Housen’s lawsuit seeks, among other things, an order for the Government to refund motorists, who, he contends, were illegally fined over the 15-year period ending in 2021 and a declaration that his constitutional rights to due process were breached by the imposition of the “illegal” penalties.

On Wednesday, during a hearing in the Constitutional Court at the Supreme Court, the claimant, through his attorney-at-law Gavin Goffe, told the panel of judges comprising Justices Dale Palmer, Carole Barnaby, and Tara Carr that a $1 million would be an “appropriate” but “modest” sum to compensate his client for the infringement of his constitutional rights.

But government lawyer Lisa White vigorously opposed the sum while noting that if the judges were to rule in his favour, “full recourse lies elsewhere” and also that the sum would have to be “nominal”.

“This would not be an appropriate place for constitutional redress,” White argued while reiterating that Housen’s right had not been breached based on the evidence before the court.

PROOF OF DAMAGE

Additionally, she argued that Goffe had not demonstrated how his client had arrived at the amount for the damages.

“There would have to be before any damages are awarded, if the court is minded, some evidence to show what, if any, loss has been occasioned to the claimant because he was issued with the traffic ticket which has been stayed. And, if it is a monetary loss, there are other aspects of the orders being sought that will cover that in respect to the refund,” she added.

Goffe had argued that the imposition of the fixed penalties in excess of the fines listed under the Road Traffic Act 1938 was a breach of his client’s constitutional right to due process and asked that the courts grant a declaration to that effect.

The lawyer also asked for a declaration that all the traffic tickets issued contained fixed penalties in excess of those stipulated in the act to be declared null and void.

At the same time, Goffe, who was asking for an order for restitution and recovery of all fixed penalties paid to the Collectorate of Taxes in respect to the tickets, acceded to restitution only for the excess payment.

Among Goffe’s arguments were that the concession from the Government that the provisional collection of tax orders for 2006 and 2007 are null and void warrant an order for all the tickets that were issued to all motorists for that period who are part of the class suit brought by his client be declared null and void.

He also contended that once a ticket had been paid, a traffic court judge had no power to quash, modify, or set aside the fixed penalty. Similarly, he argued that the high court also lacked the power or the jurisdiction to validate the action of the Collectorate of Taxes or the police.

White, on the other hand, argued that once a fixed penalty has been paid, it is tantamount to a guilty plea and that the issuance of a ticket is part of a prosecutorial process.

“It is only those persons who would have paid the fixed penalty and who would have chosen not to go to the parish court who would be eligible for refund and who would then assert that ‘I seek to challenge the fine’,” she said.

According to her, those persons who had the benefit of the parish court judge’s deliberations would be getting a second “bite of the cherry”.

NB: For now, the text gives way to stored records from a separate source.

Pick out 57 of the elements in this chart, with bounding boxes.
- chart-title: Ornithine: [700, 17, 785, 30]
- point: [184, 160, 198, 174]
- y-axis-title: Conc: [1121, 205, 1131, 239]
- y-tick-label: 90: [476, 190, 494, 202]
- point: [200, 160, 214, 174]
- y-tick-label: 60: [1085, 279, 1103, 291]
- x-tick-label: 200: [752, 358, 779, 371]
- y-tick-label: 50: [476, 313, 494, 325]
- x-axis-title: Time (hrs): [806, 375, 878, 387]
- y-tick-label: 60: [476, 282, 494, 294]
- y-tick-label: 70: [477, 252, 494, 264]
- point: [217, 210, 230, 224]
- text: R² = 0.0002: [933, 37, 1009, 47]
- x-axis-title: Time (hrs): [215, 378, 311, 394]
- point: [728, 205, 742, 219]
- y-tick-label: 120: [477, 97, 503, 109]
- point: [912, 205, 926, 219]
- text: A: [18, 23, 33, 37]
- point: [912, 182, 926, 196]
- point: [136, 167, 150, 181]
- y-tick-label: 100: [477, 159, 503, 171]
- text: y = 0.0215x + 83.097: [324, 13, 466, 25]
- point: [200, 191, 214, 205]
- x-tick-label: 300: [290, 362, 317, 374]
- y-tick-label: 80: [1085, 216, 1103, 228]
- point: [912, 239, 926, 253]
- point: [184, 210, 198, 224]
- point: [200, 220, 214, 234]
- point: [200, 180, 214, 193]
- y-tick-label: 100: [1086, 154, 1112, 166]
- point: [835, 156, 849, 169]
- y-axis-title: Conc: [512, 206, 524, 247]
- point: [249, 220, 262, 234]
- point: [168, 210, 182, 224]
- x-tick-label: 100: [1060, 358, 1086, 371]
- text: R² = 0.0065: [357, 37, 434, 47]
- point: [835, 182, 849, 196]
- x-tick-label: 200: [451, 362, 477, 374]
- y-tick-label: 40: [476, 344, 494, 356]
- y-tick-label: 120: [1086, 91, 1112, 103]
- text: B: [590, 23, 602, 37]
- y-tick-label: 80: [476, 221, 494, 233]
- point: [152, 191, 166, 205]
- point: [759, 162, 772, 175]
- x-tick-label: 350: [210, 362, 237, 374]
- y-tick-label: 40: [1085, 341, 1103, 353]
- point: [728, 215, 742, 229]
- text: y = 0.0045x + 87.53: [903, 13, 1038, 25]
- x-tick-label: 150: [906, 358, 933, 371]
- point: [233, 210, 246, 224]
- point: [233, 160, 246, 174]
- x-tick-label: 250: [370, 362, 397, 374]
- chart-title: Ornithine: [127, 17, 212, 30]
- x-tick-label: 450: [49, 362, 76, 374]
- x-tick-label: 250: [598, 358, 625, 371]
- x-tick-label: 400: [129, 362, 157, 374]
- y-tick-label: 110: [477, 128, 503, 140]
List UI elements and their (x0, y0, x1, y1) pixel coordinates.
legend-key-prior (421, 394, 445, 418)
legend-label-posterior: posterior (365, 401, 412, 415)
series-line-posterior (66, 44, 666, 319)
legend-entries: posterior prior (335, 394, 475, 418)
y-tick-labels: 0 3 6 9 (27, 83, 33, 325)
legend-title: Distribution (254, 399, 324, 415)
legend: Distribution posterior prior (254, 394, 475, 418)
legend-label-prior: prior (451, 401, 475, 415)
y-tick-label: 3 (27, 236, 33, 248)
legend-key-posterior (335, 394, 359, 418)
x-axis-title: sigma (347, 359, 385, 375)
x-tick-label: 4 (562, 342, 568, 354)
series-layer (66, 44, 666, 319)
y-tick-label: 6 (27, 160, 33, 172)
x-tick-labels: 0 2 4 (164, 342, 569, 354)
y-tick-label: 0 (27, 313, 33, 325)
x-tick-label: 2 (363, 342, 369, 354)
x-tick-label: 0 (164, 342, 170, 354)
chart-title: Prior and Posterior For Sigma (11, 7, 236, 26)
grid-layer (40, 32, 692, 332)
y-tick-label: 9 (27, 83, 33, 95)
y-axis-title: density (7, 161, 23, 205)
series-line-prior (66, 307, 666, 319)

Further, she submitted that the minister sought only to increase the fines to what was in the appendix of the Road Traffic Act and that the nullity would be the excess and not the entire amount.

Meanwhile, Goffe, earlier in the proceeding, sought the court’s permission to relieve his client and the others involved in the suit of their obligation to produce copies of the tickets they had been issued and proof of payment but was refused by the judges.